Area: 38.0 hectares.
This site is within the Bodmin Moor Area of Outstanding Beauty.
This damp wooded gorge on the River Fowey lies on the steep slopes of the southern edge of the Bodmin Moor granite, some 4 kilometres to the north-west of Liskeard.
The soils are free draining and the majority of the woodland is composed of irregular high forest, dominated by oak, with ash Fraxinus excelsior. Some patches of sessile oak Quercus petraea have been coppiced. There is a sparse shrub layer of hazel Corylus avellana and holly Ilex aquifolium. The field layer is generally acidophilous with greater woodrush Luzula sylvatica, bilberry Vaccinium myrtillus and hard fern Blechnum spicant, but on the better soils there is bracken Pteridium aquilinum and bramble Rubus fruticosus agg., with sanicle Sanicula europaea occurring locally.

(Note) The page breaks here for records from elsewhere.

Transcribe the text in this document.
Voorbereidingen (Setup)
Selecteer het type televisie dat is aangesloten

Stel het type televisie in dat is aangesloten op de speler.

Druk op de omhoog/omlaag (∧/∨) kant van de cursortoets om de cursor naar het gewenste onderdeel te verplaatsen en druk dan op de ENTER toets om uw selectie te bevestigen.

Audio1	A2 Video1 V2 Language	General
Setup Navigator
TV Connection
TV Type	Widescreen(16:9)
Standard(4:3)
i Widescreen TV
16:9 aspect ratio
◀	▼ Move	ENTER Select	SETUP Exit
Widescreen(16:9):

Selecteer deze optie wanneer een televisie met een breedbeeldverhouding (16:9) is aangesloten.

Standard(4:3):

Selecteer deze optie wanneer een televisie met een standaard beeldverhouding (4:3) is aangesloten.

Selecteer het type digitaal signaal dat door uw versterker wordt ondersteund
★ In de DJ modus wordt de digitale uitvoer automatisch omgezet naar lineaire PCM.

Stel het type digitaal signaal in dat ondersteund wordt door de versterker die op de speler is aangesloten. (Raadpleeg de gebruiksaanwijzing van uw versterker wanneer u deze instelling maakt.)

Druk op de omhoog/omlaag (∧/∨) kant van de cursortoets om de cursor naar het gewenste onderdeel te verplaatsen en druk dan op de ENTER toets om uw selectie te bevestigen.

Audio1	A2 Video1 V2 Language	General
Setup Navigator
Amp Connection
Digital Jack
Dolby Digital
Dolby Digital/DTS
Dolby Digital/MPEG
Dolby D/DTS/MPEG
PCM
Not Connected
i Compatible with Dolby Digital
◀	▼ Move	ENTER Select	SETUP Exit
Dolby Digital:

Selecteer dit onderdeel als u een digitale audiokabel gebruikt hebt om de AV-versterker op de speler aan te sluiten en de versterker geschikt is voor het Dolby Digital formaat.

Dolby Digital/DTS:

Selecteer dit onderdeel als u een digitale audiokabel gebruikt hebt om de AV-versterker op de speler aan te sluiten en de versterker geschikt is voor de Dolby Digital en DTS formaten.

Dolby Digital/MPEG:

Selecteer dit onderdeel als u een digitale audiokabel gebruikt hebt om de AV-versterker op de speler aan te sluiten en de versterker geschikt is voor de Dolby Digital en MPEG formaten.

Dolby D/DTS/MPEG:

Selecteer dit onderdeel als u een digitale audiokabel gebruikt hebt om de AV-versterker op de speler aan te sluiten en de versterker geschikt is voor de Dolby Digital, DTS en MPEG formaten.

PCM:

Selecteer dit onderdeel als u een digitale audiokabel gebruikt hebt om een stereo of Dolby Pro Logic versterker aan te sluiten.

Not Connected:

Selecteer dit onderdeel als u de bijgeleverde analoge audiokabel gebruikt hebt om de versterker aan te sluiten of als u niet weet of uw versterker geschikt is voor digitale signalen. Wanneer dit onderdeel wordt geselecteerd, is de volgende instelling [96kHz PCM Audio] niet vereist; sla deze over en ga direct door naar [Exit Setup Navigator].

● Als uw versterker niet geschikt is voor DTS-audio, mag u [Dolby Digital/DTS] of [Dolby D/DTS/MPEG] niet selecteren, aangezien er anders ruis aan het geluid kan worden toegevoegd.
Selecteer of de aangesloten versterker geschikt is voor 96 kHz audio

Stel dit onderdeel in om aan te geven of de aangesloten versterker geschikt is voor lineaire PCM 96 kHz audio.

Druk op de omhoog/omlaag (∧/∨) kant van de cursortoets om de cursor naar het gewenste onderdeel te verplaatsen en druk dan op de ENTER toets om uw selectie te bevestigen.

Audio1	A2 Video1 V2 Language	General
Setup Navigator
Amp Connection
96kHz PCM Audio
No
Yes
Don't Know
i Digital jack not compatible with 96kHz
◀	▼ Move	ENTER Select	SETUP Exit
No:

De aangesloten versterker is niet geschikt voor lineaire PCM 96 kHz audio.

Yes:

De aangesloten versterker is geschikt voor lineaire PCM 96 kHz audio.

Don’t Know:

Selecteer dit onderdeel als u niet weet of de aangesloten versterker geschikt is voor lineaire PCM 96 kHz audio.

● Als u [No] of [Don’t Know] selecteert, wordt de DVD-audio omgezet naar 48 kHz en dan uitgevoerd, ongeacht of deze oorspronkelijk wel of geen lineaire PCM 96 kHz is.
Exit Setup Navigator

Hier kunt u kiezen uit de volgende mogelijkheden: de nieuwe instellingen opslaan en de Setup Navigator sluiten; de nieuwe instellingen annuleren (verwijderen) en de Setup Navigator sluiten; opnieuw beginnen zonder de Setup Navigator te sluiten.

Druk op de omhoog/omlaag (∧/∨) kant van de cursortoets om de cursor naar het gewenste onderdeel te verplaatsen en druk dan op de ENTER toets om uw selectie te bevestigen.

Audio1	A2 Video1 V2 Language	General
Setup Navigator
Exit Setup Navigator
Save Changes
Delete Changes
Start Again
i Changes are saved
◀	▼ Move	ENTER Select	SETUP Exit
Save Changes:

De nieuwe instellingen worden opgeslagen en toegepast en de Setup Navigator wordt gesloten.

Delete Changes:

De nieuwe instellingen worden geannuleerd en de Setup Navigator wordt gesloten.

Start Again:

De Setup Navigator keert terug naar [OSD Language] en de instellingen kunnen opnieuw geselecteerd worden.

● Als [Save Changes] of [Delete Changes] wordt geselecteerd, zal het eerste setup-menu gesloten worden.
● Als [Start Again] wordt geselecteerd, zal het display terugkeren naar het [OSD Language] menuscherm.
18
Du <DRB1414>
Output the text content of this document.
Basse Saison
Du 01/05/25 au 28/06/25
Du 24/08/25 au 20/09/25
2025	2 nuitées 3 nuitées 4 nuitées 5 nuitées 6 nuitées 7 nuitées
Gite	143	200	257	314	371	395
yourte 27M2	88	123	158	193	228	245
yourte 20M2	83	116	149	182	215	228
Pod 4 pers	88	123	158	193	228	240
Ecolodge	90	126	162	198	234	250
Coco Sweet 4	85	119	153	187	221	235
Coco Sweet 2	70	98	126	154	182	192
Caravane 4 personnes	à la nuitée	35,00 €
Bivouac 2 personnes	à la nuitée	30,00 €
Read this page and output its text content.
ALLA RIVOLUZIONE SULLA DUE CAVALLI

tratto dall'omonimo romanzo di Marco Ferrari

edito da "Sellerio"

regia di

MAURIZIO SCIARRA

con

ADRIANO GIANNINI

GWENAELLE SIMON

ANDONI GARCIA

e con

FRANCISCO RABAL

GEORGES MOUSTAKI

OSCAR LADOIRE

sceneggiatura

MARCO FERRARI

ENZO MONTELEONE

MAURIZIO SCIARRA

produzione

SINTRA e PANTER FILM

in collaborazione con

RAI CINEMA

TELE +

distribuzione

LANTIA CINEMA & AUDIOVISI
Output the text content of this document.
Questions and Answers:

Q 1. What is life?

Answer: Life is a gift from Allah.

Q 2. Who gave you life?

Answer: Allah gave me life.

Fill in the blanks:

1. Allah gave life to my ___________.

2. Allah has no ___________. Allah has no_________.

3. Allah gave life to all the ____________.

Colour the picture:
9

Draynes Wood is of particular importance as one of Cornwall’s richest sites for lower plants; 37 species of liverwort and 86 species of moss have been recorded. Of special note are the 2 nationally rare plants, the Tunbridge filmy-fern Hymenophyllum tunbridgense and the moss Fissidens polyphyllus. A total of 48 lichen species are recorded including the nationally rare Parmelia dissecta and several other ancient woodland indicator species.
The course of the River Fowey is broken by a series of deep pools, waterfalls and rapids, known as Golitha Falls, providing habitats for dragonflies and other insects. Dipper Cinclus cinclus and treecreeper Certhia familiaris frequent the site.